A while back, I dropped my old pop-mail based email address and decided to go with an Outlook.com email address on which my primary Microsoft Account is based. I only used pop-mail because I used my own domain name thru an ISP. But now the email on my Windows Phone and my Windows 8 Mail are all nicely in sync. Even when I use Windows Live Mail on the desktop or when I used to use Outlook (Office) on the desktop, again, everything stayed nicely in sync as Windows Live Mail works with Outlook.com and Outlook can use the Outlook.com connector.
So I suggest that you drop your pop mail account and don’t look back.
Unless you use your own domain and aren’t big enough to use Exchange and you don’t want to use IMAP (who does?), then Windows 8 Mail seems to fall short.

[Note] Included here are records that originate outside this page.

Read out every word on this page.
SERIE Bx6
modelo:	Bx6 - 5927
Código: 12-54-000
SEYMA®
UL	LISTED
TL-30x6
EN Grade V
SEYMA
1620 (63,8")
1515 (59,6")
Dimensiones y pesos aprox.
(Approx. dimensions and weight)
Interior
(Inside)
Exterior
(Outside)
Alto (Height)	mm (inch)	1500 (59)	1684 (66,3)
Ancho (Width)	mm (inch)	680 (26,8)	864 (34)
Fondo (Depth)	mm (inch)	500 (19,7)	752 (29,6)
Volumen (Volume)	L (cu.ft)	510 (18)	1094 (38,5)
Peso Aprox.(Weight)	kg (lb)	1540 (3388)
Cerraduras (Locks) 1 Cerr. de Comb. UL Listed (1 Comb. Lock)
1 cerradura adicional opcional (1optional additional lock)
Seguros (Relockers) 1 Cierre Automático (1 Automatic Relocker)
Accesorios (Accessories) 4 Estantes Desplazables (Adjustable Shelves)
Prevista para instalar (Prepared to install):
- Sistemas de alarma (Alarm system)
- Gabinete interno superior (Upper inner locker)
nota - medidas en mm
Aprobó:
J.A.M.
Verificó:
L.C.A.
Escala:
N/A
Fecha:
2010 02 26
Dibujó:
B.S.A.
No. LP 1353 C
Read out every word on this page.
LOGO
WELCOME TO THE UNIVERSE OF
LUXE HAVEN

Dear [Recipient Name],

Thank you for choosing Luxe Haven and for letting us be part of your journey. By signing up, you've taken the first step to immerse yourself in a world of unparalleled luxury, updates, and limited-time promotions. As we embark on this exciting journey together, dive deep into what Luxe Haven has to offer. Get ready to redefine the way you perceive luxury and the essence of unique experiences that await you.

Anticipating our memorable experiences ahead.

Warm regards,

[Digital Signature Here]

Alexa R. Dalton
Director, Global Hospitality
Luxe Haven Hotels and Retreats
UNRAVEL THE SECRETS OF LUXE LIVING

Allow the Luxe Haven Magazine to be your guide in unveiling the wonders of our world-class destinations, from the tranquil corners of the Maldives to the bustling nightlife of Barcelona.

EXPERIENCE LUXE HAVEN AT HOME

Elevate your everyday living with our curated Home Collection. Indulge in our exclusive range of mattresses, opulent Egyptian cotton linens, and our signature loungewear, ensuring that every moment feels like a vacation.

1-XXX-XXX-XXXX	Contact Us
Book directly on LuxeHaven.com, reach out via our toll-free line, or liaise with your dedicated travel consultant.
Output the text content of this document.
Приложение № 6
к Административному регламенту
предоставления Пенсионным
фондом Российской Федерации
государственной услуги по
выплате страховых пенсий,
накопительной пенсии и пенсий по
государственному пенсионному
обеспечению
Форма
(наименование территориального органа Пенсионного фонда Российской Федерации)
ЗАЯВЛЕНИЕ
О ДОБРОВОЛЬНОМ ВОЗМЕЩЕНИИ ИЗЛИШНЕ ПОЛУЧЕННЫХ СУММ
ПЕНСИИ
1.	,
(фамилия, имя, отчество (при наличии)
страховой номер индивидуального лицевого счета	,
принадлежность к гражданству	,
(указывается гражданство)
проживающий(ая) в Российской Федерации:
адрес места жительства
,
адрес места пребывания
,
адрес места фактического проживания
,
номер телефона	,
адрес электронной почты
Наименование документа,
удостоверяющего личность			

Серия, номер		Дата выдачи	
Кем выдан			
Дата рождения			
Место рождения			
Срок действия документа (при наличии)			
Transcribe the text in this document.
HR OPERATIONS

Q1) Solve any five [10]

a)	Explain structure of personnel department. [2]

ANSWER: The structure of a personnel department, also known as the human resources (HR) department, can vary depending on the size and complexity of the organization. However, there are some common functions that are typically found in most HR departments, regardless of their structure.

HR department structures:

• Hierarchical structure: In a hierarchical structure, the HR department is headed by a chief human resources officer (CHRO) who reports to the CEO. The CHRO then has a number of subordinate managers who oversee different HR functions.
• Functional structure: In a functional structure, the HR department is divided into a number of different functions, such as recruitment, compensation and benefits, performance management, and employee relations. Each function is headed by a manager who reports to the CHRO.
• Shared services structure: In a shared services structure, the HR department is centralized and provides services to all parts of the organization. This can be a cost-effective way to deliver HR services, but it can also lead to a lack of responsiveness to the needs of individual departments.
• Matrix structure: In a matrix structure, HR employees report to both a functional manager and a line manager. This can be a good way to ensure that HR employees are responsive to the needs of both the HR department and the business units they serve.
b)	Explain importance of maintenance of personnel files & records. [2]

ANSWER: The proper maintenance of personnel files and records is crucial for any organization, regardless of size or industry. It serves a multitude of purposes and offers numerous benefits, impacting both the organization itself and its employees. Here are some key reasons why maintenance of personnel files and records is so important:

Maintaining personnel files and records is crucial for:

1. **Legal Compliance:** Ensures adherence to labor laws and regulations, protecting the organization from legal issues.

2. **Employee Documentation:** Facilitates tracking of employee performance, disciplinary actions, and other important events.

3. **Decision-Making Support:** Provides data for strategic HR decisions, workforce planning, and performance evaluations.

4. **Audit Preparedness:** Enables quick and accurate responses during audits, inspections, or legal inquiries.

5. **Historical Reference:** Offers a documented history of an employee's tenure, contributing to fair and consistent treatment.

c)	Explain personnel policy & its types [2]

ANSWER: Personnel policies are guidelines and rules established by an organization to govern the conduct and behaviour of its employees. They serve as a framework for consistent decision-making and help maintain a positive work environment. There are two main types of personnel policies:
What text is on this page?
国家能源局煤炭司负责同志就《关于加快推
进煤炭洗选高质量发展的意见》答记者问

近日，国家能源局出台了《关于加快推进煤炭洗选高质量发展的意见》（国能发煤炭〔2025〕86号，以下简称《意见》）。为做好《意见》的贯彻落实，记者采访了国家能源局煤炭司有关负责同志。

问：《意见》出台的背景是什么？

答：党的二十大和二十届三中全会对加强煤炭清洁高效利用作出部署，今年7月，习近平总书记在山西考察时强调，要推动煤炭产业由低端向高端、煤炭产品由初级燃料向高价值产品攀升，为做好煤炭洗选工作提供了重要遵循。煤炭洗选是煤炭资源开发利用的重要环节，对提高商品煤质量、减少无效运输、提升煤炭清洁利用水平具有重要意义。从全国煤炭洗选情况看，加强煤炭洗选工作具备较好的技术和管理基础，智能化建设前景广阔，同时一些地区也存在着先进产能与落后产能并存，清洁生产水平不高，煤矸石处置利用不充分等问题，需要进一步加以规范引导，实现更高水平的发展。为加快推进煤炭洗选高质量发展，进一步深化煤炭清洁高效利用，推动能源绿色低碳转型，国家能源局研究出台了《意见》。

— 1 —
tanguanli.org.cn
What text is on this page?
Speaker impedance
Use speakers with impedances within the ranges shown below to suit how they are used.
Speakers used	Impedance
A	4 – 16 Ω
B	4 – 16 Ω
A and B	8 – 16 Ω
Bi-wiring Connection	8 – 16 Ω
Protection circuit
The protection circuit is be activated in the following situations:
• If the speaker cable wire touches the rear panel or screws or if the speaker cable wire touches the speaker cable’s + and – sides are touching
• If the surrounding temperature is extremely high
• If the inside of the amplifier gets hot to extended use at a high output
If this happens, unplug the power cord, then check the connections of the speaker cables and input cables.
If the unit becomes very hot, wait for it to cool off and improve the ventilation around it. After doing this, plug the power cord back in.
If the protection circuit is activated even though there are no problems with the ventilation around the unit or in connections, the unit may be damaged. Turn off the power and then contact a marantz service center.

Before I go any farther, I’m going to start using the term Outlook.com account and Microsoft Account interchangeably. After all, all of those old Hotmail and Live.com accounts are now handled all pretty much the same way thru Outlook.com (have you noticed that the url still says Live.com) as well as Windows 8 and Windows Phone.
Outlook.com has a great feature allowing you to embed a pop mail account into your Outlook.com account. That way, Outlook.com will go out and do the pop mail busy work and just show your incoming mail into either a sub-folder of your Outlook.com webmail or right into the inbox of your Outlook.com webmail. Also, when you consider the flexibility of Windows 8 Mail, you can set up as many accounts from various providers, so you can set up a separate Outlook.com account and embed your pop mail in that account so you don’t get your necessary pop mail mixed up with your Outlook.com webmail that you use to log onto Windows 8 if in fact you go that route (and who wouldn’t for a computer or tablet that is not using active directory).
So decide if you want to use your primary Windows Account or if you’re going to use a different Windows Account and create it if necessary.
Go to http://live.com and log onto that account.
Pull down the settings menu from the gear icon on the top right, and select options.
Select Your email accounts.
Add a send and receive account. You want to use send and receive so that you are using your pop mail provider’s SMTP service. Otherwise Outlook.com will forward it and your email recipients will get mail say things like “From 2q345p7asdfnphpasdf on behalf of you”.
You click on the Advanced Options link and fill out the necessary information and credentials.
Then it’s going to ask you want that mail dumped into the inbox or a sub-folder of the inbox. If you use this Outlook.com account to receive mail, I recommend that you use the sub folder option. If you don’t use it for mail, then consider putting into the inbox. After all, you might use this Outlook.com account (actually a Microsoft Account) to keep track of your contacts, calendar and OneDrive, but perhaps you primarily use Gmail or you unfortunately have to use pop-mail.
Now you will see this folder in Windows 8 Mail or any other method that you might look at this Outlook.com account’s email be that Windows Phone, Windows Live Mail, Outlook.com (webpage) or the Outlook connector. And when you delete from any of these portals, you will not delete your email from the server. So you’ll have to log onto your pop mail provider’s web site and clean up your inbox once in a while.
By the way, Gmail will let you connect to pop mail as well, and Windows 8 will connect to Gmail, but I haven’t tried it.